The timestep in AxiSEM3D is globally set by the lowest timestep in the whole model. This means that if the element with the smallest global timestep shrinks, the global timestep also goes down - and the overall cost of the whole simulation increases by at least the same fraction.

Adding in multiple undulating boundaries (e.g., a seafloor and a Moho) normally further increases the computational cost – but not always. If the smallest timestep is set in a particular single element (which will be the case if you also have a 3D structural model overlaid, like crust 1.0), and that element ends up being stretched because the Moho moves down and the seafloor goes up, this will actually decrease the cost. Whether or not this will happen in your particular case is impossible to determine – it very much depends on the models, undulations, and periods you are using – but it is worth thinking about!

One potential problem that you should bear in mind is that discontinuities can never cross. If you do not get any unexpected errors related to the undulations you can ignore this point, but if you do, it is worth a check. This issue may be most prominent in trenches, where the seafloor dips steeply toward the Moho’s position. In reality the two never cross, but when the code interpolates crustal and bathymetry model they may artificially do so – especially if you have rescaled the bathymetry to ensure that all land areas are underwater for the purposes of an AxiSEM3D simulation. If this is an issue, you can either just change the bathymetry rescaling, or possibly go to a higher frequency (more elements means a finer sampling of the models and ought solve the issue).

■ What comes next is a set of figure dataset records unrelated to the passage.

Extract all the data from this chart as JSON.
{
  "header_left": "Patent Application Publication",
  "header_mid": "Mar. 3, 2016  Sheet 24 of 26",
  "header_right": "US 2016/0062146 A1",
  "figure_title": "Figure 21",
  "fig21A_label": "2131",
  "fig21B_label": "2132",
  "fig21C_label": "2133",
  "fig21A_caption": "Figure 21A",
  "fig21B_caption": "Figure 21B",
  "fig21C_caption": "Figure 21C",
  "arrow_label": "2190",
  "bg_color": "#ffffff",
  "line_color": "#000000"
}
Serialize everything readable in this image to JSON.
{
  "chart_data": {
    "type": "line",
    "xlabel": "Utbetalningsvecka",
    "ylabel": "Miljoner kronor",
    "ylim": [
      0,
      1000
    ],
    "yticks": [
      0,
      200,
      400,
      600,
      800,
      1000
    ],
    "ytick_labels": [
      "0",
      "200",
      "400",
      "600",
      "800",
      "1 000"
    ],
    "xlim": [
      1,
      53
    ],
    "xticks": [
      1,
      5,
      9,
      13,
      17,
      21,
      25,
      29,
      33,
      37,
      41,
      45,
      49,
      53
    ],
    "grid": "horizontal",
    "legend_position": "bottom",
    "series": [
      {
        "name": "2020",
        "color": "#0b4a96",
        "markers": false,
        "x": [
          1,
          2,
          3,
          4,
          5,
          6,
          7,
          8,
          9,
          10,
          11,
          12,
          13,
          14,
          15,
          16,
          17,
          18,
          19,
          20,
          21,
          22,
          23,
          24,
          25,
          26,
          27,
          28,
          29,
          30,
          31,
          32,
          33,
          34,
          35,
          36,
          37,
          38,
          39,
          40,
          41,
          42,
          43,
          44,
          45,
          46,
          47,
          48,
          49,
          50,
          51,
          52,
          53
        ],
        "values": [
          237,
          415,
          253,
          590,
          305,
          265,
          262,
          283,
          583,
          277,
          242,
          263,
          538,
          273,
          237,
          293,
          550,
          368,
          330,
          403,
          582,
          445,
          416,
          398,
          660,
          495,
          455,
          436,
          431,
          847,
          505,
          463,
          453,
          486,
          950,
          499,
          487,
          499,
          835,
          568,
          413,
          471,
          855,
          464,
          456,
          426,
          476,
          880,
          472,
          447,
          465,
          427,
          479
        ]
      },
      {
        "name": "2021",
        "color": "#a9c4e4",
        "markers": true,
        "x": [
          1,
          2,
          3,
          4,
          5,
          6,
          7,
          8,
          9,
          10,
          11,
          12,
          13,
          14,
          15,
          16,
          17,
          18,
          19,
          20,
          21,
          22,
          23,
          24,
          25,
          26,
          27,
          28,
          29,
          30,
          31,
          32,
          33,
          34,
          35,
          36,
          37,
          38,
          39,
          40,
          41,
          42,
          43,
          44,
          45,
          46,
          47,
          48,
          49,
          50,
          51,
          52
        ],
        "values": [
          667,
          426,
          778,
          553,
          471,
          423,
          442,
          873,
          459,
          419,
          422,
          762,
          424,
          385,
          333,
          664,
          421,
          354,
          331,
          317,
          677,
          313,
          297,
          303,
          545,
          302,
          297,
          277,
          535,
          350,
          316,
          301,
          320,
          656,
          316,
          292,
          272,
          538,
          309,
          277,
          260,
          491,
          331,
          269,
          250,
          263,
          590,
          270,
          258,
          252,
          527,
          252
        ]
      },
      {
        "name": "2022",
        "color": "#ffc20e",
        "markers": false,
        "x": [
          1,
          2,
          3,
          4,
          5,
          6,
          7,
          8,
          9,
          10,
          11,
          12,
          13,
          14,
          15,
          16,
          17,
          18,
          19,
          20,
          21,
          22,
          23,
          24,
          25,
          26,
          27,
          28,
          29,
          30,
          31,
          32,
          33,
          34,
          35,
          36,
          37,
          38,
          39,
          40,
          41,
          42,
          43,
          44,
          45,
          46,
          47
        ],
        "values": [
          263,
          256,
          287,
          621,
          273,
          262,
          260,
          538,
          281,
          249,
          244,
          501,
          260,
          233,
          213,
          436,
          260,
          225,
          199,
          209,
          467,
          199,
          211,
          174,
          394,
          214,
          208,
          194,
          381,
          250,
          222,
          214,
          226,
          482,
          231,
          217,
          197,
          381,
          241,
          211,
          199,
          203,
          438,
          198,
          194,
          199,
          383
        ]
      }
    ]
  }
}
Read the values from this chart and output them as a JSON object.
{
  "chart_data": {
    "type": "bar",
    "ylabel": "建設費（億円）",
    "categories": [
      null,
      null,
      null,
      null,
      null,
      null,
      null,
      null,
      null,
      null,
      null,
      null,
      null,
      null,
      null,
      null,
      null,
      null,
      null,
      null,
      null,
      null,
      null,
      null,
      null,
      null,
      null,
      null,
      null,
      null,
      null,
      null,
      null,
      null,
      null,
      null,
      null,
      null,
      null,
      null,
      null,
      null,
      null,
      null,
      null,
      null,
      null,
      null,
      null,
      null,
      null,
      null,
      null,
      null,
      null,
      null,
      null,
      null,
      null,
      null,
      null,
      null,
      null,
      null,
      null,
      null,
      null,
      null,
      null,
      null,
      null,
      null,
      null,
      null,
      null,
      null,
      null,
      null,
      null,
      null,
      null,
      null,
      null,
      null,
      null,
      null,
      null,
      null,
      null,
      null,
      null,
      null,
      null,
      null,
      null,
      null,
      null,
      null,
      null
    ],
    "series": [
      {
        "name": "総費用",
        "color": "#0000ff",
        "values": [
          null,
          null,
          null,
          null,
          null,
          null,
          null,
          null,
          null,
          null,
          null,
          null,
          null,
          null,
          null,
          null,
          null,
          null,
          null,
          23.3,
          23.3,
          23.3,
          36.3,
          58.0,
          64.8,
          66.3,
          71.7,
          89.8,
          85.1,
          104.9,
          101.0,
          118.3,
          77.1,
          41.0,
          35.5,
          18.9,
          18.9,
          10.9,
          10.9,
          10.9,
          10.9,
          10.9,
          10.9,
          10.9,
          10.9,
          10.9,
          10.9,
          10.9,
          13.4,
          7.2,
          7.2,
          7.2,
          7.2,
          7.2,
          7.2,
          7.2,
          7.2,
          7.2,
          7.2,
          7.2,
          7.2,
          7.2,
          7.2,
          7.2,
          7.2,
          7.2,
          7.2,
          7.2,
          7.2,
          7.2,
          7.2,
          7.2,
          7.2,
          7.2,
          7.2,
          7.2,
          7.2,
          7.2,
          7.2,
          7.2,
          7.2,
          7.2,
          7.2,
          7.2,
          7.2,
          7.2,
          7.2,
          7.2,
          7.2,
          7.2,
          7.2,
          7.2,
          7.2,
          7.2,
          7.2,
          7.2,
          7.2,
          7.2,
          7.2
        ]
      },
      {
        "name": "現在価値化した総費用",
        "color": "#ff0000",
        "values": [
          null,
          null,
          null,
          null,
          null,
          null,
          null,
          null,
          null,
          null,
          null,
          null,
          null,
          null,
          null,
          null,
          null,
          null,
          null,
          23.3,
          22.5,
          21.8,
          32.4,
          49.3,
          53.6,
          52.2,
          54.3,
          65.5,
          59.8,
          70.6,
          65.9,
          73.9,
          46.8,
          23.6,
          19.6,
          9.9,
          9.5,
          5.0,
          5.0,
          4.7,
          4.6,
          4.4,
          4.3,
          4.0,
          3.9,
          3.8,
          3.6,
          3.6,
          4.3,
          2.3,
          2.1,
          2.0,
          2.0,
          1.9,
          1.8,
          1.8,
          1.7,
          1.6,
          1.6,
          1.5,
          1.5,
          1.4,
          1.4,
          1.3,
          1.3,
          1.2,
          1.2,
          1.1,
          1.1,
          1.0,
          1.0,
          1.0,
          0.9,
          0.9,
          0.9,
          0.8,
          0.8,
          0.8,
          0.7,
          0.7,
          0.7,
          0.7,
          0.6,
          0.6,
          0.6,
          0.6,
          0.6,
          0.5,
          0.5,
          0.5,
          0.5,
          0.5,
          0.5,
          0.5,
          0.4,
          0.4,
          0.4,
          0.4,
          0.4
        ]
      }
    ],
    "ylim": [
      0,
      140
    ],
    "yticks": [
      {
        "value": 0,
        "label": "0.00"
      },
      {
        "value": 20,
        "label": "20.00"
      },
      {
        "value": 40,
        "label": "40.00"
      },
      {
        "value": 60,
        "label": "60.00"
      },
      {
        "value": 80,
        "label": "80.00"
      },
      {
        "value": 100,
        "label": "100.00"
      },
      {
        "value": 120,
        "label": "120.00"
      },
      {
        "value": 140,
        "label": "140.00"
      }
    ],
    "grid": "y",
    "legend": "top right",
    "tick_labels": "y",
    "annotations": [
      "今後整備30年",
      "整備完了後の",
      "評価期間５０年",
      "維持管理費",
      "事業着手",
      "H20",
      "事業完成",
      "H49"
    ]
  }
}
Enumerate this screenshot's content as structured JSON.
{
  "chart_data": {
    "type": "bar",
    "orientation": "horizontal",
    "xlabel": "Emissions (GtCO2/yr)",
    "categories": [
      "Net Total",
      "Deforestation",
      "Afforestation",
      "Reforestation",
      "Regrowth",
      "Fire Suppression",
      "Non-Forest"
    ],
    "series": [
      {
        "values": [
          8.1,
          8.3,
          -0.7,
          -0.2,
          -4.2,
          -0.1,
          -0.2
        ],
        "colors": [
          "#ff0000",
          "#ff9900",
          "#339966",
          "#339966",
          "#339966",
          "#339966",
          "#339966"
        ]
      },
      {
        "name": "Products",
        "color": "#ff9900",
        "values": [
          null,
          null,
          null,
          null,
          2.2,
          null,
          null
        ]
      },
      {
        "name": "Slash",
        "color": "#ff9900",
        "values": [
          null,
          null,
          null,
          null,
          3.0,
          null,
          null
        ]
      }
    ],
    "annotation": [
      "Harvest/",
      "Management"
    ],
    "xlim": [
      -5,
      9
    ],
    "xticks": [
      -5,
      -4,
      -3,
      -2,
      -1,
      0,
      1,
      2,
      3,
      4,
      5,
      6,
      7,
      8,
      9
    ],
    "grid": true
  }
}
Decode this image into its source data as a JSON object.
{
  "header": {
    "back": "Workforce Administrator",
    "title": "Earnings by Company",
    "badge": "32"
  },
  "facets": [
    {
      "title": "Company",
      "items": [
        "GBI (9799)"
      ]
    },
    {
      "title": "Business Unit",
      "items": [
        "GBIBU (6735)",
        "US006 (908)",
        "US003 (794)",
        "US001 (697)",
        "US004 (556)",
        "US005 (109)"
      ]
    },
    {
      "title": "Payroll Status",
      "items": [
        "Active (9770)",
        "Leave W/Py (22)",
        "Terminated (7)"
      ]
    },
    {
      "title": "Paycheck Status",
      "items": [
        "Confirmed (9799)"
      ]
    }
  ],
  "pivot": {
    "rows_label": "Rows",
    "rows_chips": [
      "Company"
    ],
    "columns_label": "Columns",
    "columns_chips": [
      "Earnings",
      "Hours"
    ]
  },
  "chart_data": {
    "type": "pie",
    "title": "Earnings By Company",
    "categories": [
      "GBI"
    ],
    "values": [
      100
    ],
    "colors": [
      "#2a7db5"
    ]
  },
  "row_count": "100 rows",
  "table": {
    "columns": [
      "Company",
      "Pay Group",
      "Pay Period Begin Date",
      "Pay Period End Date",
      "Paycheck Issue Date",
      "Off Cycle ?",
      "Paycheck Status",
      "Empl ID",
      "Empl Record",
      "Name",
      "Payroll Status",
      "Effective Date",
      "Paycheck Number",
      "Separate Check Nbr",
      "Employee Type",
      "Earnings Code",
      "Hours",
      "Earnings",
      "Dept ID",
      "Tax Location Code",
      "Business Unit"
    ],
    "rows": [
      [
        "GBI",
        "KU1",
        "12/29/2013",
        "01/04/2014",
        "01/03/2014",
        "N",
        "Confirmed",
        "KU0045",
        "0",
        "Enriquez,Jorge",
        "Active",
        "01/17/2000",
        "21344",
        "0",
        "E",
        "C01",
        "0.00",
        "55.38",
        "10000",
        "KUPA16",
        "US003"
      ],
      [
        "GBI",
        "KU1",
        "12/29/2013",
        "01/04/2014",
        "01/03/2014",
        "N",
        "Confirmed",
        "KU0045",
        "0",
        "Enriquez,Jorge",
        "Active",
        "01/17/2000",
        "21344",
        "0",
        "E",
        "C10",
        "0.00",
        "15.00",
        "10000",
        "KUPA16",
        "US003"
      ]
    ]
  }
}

We will come back to some of the challenges associated with debugging the implementation of undulating interfaces later, but for now it is sufficient to remember that the deformation of each element from the spherical configuration to the 3D one can be described using the transformation’s Jacobian. Things get unstable when the Jacobian becomes negative or otherwise badly behaved; physically this corresponds to elements doing things that they should not be doing (becoming overly stretched, crossing into other elements, etc).